When I was a teenager, and my friends were trying cigarettes, I chose not to for that reason.

Normally I’d be the last person to write an article about smoking. But recently, I’ve noticed that many – if not most – of my friends who smoke have replaced their cigarettes with e-cigarettes.

Some have tried for years, and failed, to quit smoking altogether. So I’m happy to see them doing something which is much less unhealthy. And here in the North East, we have the highest rates of smoking in the country.

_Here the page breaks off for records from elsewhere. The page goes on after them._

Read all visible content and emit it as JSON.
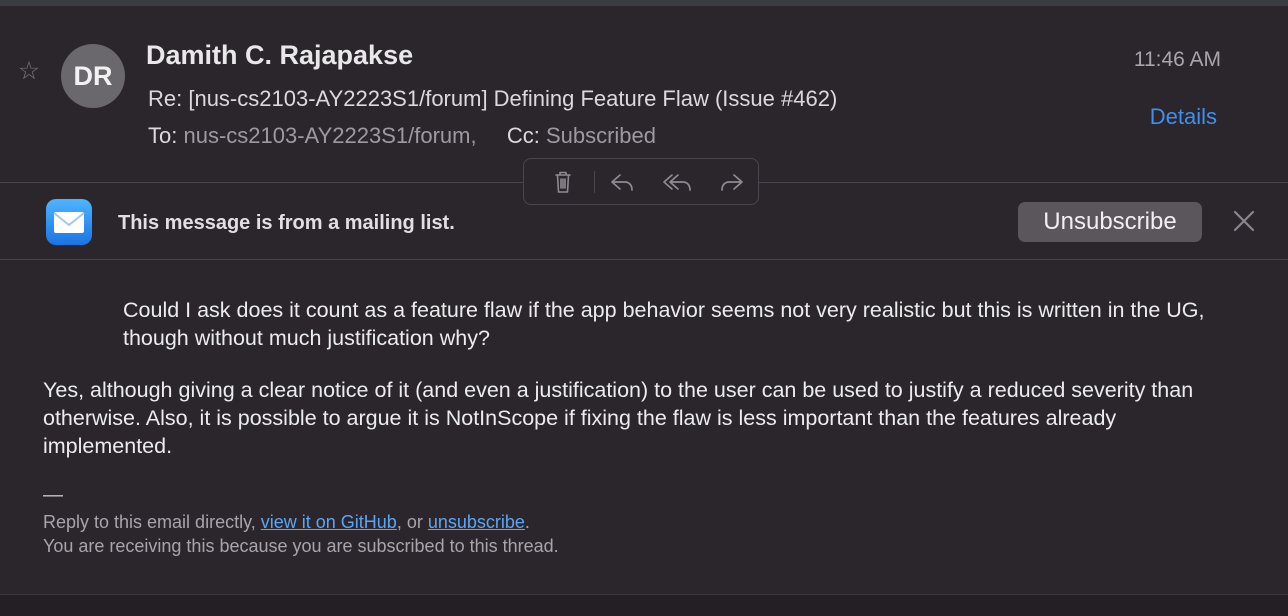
{
  "header": {
    "star_glyph": "☆",
    "avatar_initials": "DR",
    "sender": "Damith C. Rajapakse",
    "subject": "Re: [nus-cs2103-AY2223S1/forum] Defining Feature Flaw (Issue #462)",
    "to_label": "To:",
    "to_value": "nus-cs2103-AY2223S1/forum,",
    "cc_label": "Cc:",
    "cc_value": "Subscribed",
    "time": "11:46 AM",
    "details_label": "Details"
  },
  "toolbar": {
    "icons": [
      "trash-icon",
      "reply-icon",
      "reply-all-icon",
      "forward-icon"
    ]
  },
  "banner": {
    "text": "This message is from a mailing list.",
    "unsubscribe_label": "Unsubscribe"
  },
  "message": {
    "quote": "Could I ask does it count as a feature flaw if the app behavior seems not very realistic but this is written in the UG, though without much justification why?",
    "reply": "Yes, although giving a clear notice of it (and even a justification) to the user can be used to justify a reduced severity than otherwise. Also, it is possible to argue it is NotInScope if fixing the flaw is less important than the features already implemented.",
    "signature_dash": "—",
    "footer_prefix": "Reply to this email directly,",
    "footer_link1": "view it on GitHub",
    "footer_mid": ", or",
    "footer_link2": "unsubscribe",
    "footer_end": ".",
    "footer_line2": "You are receiving this because you are subscribed to this thread."
  },
  "colors": {
    "accent_link": "#3d8ff0",
    "background": "#2b262c"
  }
}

Now, after a couple in Staffordshire were barred from adopting because one of them had used an e-cigarette, we learn that North Tyneside and Durham councils have similar rules – flying in the face of advice from Public Health England and the Fostering Network, depriving children of loving families.

Over a million former smokers are now looking nervously towards our government, and especially to the European Union.

From proposals to make e-cigarettes into pharmaceutical products to the notion of adding punitive taxation like we do with traditional cigarettes, we need to think very carefully indeed before taking action.

If we discourage e-cigarettes through taxation, we will stop the move from traditional cigarettes to e-cigarettes.

Yet my experience in the European Parliament is that is exactly what MEPs across Europe are desperate to do. But then, the European Parliament itself is perfectly happy to have indoor smoking areas. It’s one rule for us MEPs, and another for the general public.

The medical science behind e-cigarettes is not yet fully settled. It seems to be generally agreed that e-cigarettes are not fully safe. It seems to be generally agreed that the health risks are much lower than those of regular cigarettes.

Professor Robert West and Doctor Jamie Brown of UCL have claimed in the British Journal of General Practice that for every million people who switch from traditional cigarettes to e-cigarettes, 6,000 lives will be saved every year.

When I pointed out on Twitter that I oppose EU plans to slap more taxes on e-cigarettes, I was directed to a study which finds that e-cigarette vapour damages the immune systems of mice. It speculated that the unexpected presence of free radicals might account for this.

But the same study also pointed out that, with cigarette smoke, the levels of free radicals are roughly 100 times as high.

Tobacco and tar aren’t generally present in e-cigarettes either; they contain fewer toxins and carcinogens overall.

In the absence of a definitive study, we have to accept that the risks associated with e-cigarettes are substantive but that they are much less bad than smoking traditional cigarettes.

Likewise, if there is a danger with passive inhalation of vapour from e-cigarettes then it is clearly of an order of magnitude much lower than that of second-hand cigarette smoke.

Nicotine is an addictive substance, there’s no doubt about it. The European Union claims to be concerned that e-cigarettes will become a gateway to traditional cigarettes, but this seems to be an overstated concern.

According to the Office of National Statistics, just 0.14% of those who use e-cigarettes have never smoked traditional cigarettes. If we forget about the millions who are now doing something much less unhealthy because of the 0.14% (and many of them might have tried traditional cigarettes anyway in that time if e-cigarettes weren’t available), it’s not bad science but bad policy making.

The nature of those health risks, in any case, will vary somewhat from one e-cigarette to another. I have no objection to the right regulation: to inform about the health risks, to avoid glamourising e-cigarettes to teenagers, to minimise those health risks, and to have reasonable common standards to provide consumer confidence.

My interest here is nothing to do with cigarettes or e-cigarettes. It’s not because, as a non-smoker, it’s much more comfortable to stand next to someone with an e-cigarette than someone with a traditional cigarette.

It’s to do with saving lives. And where legislation is proposed that would stop people moving from cigarettes to e-cigarettes, there is a serious danger that tens of thousands of lives would be lost as a result.